Ну кто мог подумать, уразуметь, что ежели некто (иль нечто) является тварью Божией, то факт сей имеет последствия столь серьезные, что эту тварь нельзя, например, перекинуть через забор? Про забор следует непременно заметить, что построен он был из камня (патрон-основатель монашеского скита, который когда-то существовал в Майке, позволил использовать для строительства даже находившиеся поблизости римские руины, а также «забирать невозбранно из замка нашего, Гестеша, камень тесаный, что в строении свален привратном, чуть подале от внешней стены»), иными словами, забор был для взгляда непроницаем, что когда-то служило определенной цели — изолировать кельи братии от внешнего мира, а ныне — уже не целью, а следствием сего обстоятельства было то, что траекторию твари Божией, которую зашвырнули через забор, проследить можно было только до середины, а дальше о ней можно было только догадываться, к тому же мы не могли получить подтверждение расхожему представлению, будто тварь сия приземляется непременно и обязательно на четыре лапы; зато мы имели возможность с замиранием сердца биться об заклад, сколько времени проведет в полете это бескрылое существо, ибо волнующий момент приземления поддавался все же определению — достаточно было закрыть глаза и с благоговейной сосредоточенностью, как это делают минометчики, считать: двадцать один, двадцать два, двадцать три, ба-бах! (в данном случае: шмяк!)
Непревзойденным асом в этом деле была сестренка — меня почему-то смущала конкретность кошки, то, что у нее (у кошки) было имя, иначе говоря, именно то, что они — твари Божии. Сестренку это не волновало, ее занимал только сам процесс метания, изящество траектории и подсчет секунд.
Постепенно воздушное пространство двора, будто пташками певчими, заполнилось летающими кошками. Разоблачение было уже только делом времени. И оно наступило. Бабушка без лишних слов пригласила нас к себе в комнату. Она не спрашивала, что случилось, она это знала, не спрашивала кто — знала, что мы, все вместе, не важна была для нее и мера участия, «кто выше кидал» ее тоже не интересовало, как не интересовали и смягчающие обстоятельства наподобие угрызений совести, короче, в детали она не вдавалась. В руках она держала арапник.
— Это что? — спросила сестренка, которая всегда задавала вопросы.
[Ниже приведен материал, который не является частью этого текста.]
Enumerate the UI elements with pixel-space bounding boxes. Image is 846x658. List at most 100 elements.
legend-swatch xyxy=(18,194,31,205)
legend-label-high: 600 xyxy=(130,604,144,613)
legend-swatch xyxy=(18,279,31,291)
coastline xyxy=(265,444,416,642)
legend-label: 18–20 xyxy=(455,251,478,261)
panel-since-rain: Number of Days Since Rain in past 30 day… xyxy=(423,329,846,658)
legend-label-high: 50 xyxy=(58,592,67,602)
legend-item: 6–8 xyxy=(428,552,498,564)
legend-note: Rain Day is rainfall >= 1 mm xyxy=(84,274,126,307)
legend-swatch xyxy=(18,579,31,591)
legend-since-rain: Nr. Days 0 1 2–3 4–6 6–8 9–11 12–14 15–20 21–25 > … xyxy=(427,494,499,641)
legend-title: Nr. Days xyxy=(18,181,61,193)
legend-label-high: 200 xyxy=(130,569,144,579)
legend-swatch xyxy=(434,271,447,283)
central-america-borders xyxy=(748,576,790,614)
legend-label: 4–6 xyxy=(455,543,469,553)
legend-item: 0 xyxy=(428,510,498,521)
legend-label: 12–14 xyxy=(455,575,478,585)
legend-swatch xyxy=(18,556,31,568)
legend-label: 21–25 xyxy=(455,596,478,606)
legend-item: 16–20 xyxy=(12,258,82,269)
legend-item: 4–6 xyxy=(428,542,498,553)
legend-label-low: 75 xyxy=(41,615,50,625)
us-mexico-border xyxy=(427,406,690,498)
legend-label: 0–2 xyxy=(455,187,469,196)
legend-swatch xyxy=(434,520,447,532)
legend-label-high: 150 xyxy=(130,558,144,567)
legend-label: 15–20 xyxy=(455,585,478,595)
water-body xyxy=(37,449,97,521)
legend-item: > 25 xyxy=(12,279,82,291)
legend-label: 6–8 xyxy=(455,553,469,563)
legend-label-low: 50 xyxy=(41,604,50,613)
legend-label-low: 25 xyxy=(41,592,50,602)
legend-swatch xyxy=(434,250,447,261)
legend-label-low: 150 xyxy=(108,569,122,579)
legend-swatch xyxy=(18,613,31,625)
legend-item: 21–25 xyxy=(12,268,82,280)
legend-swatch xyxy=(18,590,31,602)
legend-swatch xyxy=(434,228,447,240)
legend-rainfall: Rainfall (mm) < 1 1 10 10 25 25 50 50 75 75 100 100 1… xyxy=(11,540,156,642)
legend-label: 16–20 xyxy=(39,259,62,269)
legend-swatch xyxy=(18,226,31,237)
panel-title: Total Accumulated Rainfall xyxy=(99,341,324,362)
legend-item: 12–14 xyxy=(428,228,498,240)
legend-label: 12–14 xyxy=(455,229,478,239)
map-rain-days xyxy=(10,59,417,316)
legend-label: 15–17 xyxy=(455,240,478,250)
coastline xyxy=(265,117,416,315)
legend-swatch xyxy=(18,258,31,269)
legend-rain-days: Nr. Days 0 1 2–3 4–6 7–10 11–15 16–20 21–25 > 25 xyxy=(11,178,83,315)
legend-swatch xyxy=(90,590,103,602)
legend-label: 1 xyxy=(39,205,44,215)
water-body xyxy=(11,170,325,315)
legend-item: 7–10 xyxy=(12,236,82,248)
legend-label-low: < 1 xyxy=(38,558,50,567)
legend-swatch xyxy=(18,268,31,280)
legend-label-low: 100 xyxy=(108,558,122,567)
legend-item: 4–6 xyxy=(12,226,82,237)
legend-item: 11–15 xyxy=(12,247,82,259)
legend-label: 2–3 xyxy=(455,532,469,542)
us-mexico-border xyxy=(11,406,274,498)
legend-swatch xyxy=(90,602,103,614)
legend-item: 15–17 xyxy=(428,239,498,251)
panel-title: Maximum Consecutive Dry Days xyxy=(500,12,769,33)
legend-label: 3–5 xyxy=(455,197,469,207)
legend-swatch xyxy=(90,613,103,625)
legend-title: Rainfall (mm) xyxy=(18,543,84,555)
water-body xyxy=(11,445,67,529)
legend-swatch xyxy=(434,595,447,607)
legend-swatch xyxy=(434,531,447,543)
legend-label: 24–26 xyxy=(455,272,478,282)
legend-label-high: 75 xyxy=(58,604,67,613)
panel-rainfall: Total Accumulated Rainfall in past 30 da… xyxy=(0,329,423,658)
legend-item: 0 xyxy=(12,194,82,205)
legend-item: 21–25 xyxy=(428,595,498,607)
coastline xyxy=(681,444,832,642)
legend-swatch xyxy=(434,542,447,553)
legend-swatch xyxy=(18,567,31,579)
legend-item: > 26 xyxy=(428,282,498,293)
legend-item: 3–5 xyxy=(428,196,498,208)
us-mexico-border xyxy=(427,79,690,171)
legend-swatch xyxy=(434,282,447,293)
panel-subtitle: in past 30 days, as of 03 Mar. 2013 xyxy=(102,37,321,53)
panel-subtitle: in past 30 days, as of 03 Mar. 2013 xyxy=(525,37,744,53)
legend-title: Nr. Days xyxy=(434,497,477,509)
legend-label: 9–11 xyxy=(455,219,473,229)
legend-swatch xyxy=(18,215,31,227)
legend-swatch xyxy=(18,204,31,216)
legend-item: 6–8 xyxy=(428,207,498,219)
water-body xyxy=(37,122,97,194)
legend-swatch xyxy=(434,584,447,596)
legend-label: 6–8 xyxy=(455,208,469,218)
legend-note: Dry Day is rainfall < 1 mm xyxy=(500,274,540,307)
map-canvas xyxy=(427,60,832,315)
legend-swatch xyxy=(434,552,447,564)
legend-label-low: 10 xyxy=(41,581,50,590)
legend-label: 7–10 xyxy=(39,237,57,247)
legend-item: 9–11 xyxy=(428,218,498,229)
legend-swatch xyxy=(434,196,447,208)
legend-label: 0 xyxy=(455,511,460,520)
— Арапник, собак лупить, — доходчиво объяснила бабушка, что подействовало на нас успокаивающе, так как мы собаками не были, хотя отец нас и называл так порою, когда был в хорошем расположении духа. Лицо бабушки, на первый взгляд, тоже не предвещало того безумного урагана, который вскоре на нас обрушился. Но тогда мы уже не смотрели на бабушкино лицо — оно, может, и к лучшему, — а съеживались, как могли, под ударами, пытаясь как-то защититься. На каждого пришлось по две плети, и когда мы очухались, ураган уже миновал.
Спины наши сладко чесались, по ним, оставляя приятное ощущение, занятно бегали мурашки. Мы засмеялись. Все, кроме бабушки, которая не сердилась на нас из-за этого смеха, она вообще не сердилась на нас, по-видимому, она легко и с глубоким внутренним убеждением следовала принципу: ненавидеть не нас, а наши недостатки. Не знаю… Зато она знала, что ощущение сладкой щекотки скоро сменится жгучей болью и ломотой, и на спинах наших набухнут кровавые рубцы шириною в палец. Тело словно разрезали по рубцам — того и гляди развалится на куски. Так что мы и пошевелиться не смели. Что было самое странное — новая, крадущаяся походка, словно мы пытались незаметно скрыться. От бабушки, от закона, от самих себя? Отвратное ощущение.